The concept of limited government implies that individuals are free to choose how they live their lives as long as they do no harm to others. Libertarians see the individual as the most basic unit of society. Society or ‘the collective’, is in reality a collection of individuals pursuing different purposes. Just as individuals are free to associate themselves with a group or a cause, they must also be free to dissociate themselves from it. They cannot be forced to remain within a collective, nor can they be forced to abide by the collective will.
Each individual must respect the dignity of other individuals regardless of race, religion or gender. This means respecting differences between people and not trying to impose uniformity.
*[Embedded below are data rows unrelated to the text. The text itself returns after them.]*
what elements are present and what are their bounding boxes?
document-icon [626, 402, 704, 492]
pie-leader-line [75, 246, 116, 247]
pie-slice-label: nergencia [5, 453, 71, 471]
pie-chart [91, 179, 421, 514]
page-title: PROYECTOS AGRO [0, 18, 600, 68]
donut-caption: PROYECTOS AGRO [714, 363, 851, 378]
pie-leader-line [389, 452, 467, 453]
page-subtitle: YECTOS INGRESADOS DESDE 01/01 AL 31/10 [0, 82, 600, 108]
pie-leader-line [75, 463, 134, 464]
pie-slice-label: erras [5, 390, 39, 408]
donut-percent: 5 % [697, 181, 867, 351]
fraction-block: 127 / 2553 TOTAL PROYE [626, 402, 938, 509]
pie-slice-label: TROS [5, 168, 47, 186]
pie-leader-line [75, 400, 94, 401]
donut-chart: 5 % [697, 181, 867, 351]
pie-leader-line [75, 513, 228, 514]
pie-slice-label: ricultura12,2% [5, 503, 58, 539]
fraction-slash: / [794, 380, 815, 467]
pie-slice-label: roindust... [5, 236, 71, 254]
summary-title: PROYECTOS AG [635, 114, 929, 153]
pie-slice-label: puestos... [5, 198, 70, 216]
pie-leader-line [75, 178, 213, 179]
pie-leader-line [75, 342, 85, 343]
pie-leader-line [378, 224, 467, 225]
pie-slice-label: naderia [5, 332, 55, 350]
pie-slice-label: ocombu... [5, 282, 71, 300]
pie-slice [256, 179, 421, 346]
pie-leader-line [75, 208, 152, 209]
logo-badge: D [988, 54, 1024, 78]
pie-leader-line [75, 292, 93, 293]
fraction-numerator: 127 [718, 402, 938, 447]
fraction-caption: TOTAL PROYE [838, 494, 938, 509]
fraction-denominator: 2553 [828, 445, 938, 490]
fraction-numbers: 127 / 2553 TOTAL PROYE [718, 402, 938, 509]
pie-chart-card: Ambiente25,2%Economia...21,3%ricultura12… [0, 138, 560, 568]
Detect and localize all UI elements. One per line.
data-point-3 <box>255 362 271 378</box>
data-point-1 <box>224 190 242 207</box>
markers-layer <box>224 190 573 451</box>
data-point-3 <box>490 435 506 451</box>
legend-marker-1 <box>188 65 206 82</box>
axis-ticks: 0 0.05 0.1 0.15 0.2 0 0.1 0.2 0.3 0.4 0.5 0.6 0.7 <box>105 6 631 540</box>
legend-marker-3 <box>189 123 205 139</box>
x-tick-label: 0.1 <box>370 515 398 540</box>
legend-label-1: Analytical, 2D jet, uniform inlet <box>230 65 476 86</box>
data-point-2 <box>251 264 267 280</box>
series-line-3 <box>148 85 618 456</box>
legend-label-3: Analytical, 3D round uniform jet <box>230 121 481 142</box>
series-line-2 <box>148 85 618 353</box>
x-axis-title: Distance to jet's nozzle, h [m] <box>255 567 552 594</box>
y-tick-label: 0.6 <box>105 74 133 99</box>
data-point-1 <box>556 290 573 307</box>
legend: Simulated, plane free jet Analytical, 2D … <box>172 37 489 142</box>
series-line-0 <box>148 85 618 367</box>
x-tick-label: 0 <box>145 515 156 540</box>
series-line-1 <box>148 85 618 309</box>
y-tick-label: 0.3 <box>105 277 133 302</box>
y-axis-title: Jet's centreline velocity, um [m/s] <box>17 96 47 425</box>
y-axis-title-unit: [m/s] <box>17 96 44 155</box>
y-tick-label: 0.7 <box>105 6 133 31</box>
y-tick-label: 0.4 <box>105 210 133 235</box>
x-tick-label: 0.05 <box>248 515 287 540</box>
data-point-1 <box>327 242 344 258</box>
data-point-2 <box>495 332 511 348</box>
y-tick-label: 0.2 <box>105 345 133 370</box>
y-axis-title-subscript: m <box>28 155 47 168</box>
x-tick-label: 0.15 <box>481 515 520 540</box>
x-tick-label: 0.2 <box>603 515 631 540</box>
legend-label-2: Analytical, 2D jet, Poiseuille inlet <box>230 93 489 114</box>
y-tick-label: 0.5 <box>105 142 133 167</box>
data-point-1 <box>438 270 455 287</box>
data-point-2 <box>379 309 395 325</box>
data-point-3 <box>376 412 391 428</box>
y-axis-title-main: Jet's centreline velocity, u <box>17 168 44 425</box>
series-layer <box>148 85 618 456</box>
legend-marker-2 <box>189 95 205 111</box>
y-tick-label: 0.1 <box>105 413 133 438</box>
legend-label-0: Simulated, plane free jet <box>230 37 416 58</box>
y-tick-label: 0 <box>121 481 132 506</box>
It also implies that individuals have both rights and responsibilities, such as the right to be respected by others, and the responsibility to respect others. But – perhaps most importantly – the concept of individual freedom demands that the government must not encroach into what is private to the individuals, as long as they are not harming others.
On the economic front, it is well known that libertarians support free markets. But the reason for this support is often misunderstood. Some even accuse supporters of the free markets of supporting inequality between the haves and the have-nots. This misses the point.
Libertarians support the free market as the only system that respects human dignity. Denying people choice, including in the economic system, is a denial of human dignity and their ability to self-determination.
Some, especially those in the Left, would argue that the government must ensure ‘equality’ in society. They are wrong both morally and pragmatically. Experience shows that government intervention almost always results in more inequality and at the same time immoral. Just look at the policy of race-based affirmative action. It is immoral because it classifies citizens into different classes based on their birth, and it has not worked anyway.
So in short being a libertarian to me is about respecting the rule of law, limiting the claws of government, freeing individuals from servitude to another human being, and bringing back the market economy. These were the values propagated by Tunku Abdul Rahman for our country. These are the values that we must champion today.